One little complaint re your article… You tell us a lot about what you leapt out of that day 50 years ago – but very little about where you are today! I know that labels and pigeon-holes are very dangerous, but I would be interested (or am I just being plain nosey?) to know how Baptists such as yourself see yourselves!
Thanks, Colin. That’s very interesting – the difference between the “fringe elements” in the U.S. and those in the U.K. Unfortunately, in the Southern Baptist Convention, those “fringe elements” were able to seize control through a carefully prepared long-term strategy. Suddenly, it was we (who called ourselves “moderates,” in contrast to the “fundamentalists”) who found ourselves out on the “fringe.”
I appreciate your “complaint” about my article. That’s something I have to give some thought – and will try to “flesh out” my 50-year journey and where it has brought me today, in a future blog post or, more likely, series of blog posts. It’s interesting how questions like yours can serve as a catalyst for deeper study and contemplation.

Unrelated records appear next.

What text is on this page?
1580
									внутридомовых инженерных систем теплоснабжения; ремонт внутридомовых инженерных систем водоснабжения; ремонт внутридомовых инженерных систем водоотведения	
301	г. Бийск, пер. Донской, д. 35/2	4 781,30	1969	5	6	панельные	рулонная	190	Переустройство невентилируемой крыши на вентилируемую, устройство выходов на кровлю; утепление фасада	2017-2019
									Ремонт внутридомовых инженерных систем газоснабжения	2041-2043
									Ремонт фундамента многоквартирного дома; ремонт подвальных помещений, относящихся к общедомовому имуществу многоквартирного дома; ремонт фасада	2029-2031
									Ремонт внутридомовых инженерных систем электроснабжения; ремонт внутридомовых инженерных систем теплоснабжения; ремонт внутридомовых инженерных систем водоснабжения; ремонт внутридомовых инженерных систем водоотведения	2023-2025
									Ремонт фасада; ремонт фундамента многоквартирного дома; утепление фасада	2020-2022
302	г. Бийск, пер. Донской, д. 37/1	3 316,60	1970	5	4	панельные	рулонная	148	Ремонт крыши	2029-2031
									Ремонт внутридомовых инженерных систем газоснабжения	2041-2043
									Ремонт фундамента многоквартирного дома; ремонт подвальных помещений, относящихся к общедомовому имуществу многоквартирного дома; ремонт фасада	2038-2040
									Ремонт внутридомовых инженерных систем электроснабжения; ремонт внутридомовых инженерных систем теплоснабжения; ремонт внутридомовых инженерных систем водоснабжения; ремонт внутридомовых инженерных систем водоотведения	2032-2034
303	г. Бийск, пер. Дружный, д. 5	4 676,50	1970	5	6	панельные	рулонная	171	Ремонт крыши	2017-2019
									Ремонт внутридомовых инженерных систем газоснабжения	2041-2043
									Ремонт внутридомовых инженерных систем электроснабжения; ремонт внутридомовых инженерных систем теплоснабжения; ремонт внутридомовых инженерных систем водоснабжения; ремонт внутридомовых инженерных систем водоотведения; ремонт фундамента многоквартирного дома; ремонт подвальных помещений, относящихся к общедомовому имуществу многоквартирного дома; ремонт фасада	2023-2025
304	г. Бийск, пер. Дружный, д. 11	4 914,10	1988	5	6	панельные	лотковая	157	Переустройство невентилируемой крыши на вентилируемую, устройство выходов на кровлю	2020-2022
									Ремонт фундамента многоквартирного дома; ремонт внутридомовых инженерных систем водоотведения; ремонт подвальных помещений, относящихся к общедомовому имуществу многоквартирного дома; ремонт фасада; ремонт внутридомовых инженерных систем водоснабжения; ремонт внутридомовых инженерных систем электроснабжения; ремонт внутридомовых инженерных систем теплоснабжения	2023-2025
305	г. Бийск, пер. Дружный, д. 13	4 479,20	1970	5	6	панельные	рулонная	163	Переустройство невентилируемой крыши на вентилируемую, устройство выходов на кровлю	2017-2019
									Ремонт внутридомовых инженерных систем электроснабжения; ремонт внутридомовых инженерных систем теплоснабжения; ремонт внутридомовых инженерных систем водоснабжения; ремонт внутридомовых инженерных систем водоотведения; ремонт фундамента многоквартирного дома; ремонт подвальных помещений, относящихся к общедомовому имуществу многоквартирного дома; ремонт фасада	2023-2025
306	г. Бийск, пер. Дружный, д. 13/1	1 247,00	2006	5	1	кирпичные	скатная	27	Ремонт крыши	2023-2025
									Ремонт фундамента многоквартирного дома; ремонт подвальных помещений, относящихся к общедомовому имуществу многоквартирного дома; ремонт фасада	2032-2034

My current “project” is to respond to a friend I knew in a former church (where my wife & I were members from 1987-2004). He read this blog post of mine last week when I posted it to Facebook. He – and that church where we knew each other (he may still be there, I’m not sure) – have not stayed informed about the fundamentalist takeover; in fact, I tried for 17 years to inform people in that church about Baptist principles and the fundamentalists’ violations of them, and they simply refused to listen. So last week Terry (with whom I haven’t been in contact, except occasionally through Facebook, since my wife & I left that church 16 years ago) read my blog post and asked the question, “What is fundamentalism?” I told him that there is no quick and easy answer to that question. So I’ve gone back to re-read some of my favorite books & materials on the subject and hope to further a dialogue with Terry on the subject, as he has shown a very sincere desire to learn. (I wish he and others in that church had shown that desire back when I was trying to educate them!)
Anyway, stay tuned – I will give some thought to your question, but it will probably take awhile before I’m ready to respond.
Thanks so much, Colin, for your interest, for reading the Roundup regularly, and for your own blog – which I find extremely thoughtful and thought-provoking, and appreciate being able to frequently include in Weekly Baptist Roundup.